The next few years saw the kernels of vindication. The Soviet Union itself soon imploded, and democratic movements took power—unseating Moscow’s stooges, for the most part nonviolently—across the once-oppressed capitals of Eastern Europe.

But the “holiday from history,” as some called this brief era, didn’t last long. Gradually, several of Eastern Europe’s new democracies—even the bright lights of Hungary and Poland—reverted to oppression and autocracy.

With the end of the Cold War, the superpowers loosened or lost their grip on their client states as well, and in the ensuing decades, this helped inspire the Arab Spring, with masses teeming and tyrants tumbling in Tunisia, Egypt, and, it seemed for a while, beyond. But, with few exceptions (Tunisia being one), this fire burned out more quickly still. Within a mere few years, in most of the Arab countries, the dictators—old or new—held tight to power, often brutally.

It was tempting to believe, in 1989, that the tumbling of a barrier and the crumbling of its guardian empire would unleash liberty and democracy, like the geyser of a pent-up volcano. But in fact, this view ignored the real nature of history. The Cold War had frozen the sociopolitical forces that long animated much of the world. When the Cold War ended, those forces were unfrozen, and their fossils were reanimated. Countries like Czechoslovakia with some legacies of markets and democracy were able to revive the practices, in some cases with help from the West; those without such legacies—like Hungary and Romania—were not. And those such as Poland and the eastern part of Germany, with recent histories of both democracy and dictatorship, were left with tensions and struggles between those tendencies, which continue. How could it be otherwise?

“History walks on two feet,” Karl Marx wrote in one of his least Marxist pronouncements. It’s the sum total of a zillion different human actions and reactions—shaped, of course, by the politics, economics, and ecology of their times, but also capable of shaping or reshaping those external forces in transformative moments or over eons of time.

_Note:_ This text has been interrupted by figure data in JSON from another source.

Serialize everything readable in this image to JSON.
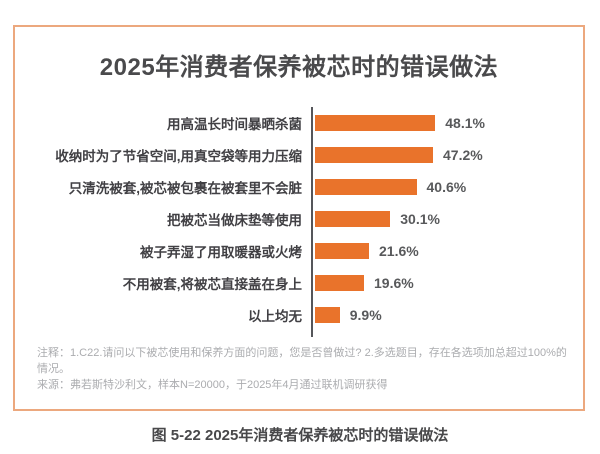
{
  "chart": {
    "title": "2025年消费者保养被芯时的错误做法"
  },
  "chart_data": {
    "type": "bar",
    "orientation": "horizontal",
    "title": "2025年消费者保养被芯时的错误做法",
    "categories": [
      "用高温长时间暴晒杀菌",
      "收纳时为了节省空间,用真空袋等用力压缩",
      "只清洗被套,被芯被包裹在被套里不会脏",
      "把被芯当做床垫等使用",
      "被子弄湿了用取暖器或火烤",
      "不用被套,将被芯直接盖在身上",
      "以上均无"
    ],
    "values": [
      48.1,
      47.2,
      40.6,
      30.1,
      21.6,
      19.6,
      9.9
    ],
    "value_suffix": "%",
    "xlim": [
      0,
      100
    ],
    "grid": false,
    "legend": "none",
    "value_labels_position": "right-of-bar"
  },
  "notes": {
    "note": "注释：1.C22.请问以下被芯使用和保养方面的问题，您是否曾做过? 2.多选题目，存在各选项加总超过100%的情况。",
    "source": "来源：弗若斯特沙利文，样本N=20000，于2025年4月通过联机调研获得"
  },
  "caption": "图 5-22  2025年消费者保养被芯时的错误做法",
  "colors": {
    "bar": "#E9732B",
    "card_border": "#ECA87E",
    "axis": "#55565A",
    "title_text": "#4A4A4C",
    "category_text": "#414044",
    "value_text": "#58595B",
    "note_text": "#ABACAF"
  }
}
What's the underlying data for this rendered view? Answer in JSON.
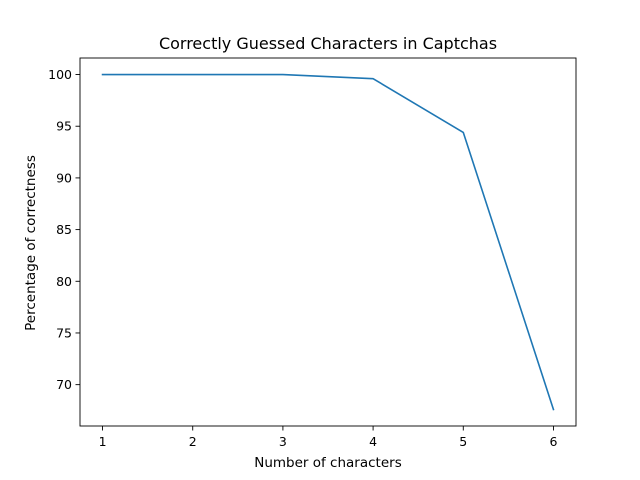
{
  "chart_data": {
    "type": "line",
    "title": "Correctly Guessed Characters in Captchas",
    "xlabel": "Number of characters",
    "ylabel": "Percentage of correctness",
    "x": [
      1,
      2,
      3,
      4,
      5,
      6
    ],
    "series": [
      {
        "values": [
          100.0,
          100.0,
          100.0,
          99.6,
          94.4,
          67.6
        ],
        "color": "#1f77b4"
      }
    ],
    "xlim": [
      0.75,
      6.25
    ],
    "ylim": [
      66.0,
      101.6
    ],
    "xticks": [
      1,
      2,
      3,
      4,
      5,
      6
    ],
    "yticks": [
      70,
      75,
      80,
      85,
      90,
      95,
      100
    ],
    "grid": false,
    "legend": "none"
  }
}
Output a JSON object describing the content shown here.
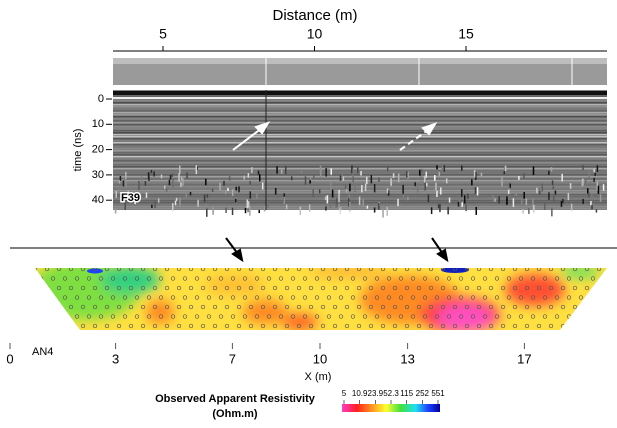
{
  "gpr": {
    "x_label": "Distance (m)",
    "x_ticks": [
      5,
      10,
      15
    ],
    "y_label": "time (ns)",
    "y_ticks": [
      0,
      10,
      20,
      30,
      40
    ],
    "profile_label": "F39"
  },
  "ert": {
    "line_label": "AN4",
    "x_label": "X (m)",
    "x_ticks": [
      0,
      3,
      7,
      10,
      13,
      17
    ],
    "colorbar": {
      "title": "Observed Apparent Resistivity",
      "units": "(Ohm.m)",
      "ticks": [
        5,
        10.9,
        23.9,
        52.3,
        115,
        252,
        551
      ]
    }
  }
}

We all love a narrative with a beginning, a middle, and an ending—preferably a happy ending but, above all, some clearly demarcated final page with a lesson. The lesson of 1989 is that there is no grand march, no dialectic of thesis versus antithesis resolving in some synthesis, no moral arc bending toward justice—or toward any particular thing. History is an unending whirlwind, and we’re caught in it. Freedom and democracy are precious jewels. The annals of history show us they’re rarely achieved and hard to preserve. Amid the self-congratulations of our apparent Cold War victory, we all got complacent about what it takes to keep those jewels intact—to keep them from being tarnished or outright stolen by rogues and pseudo-populists—in Eastern Europe. We’re getting a taste now of how hard it is to keep the jewels safe even here at home.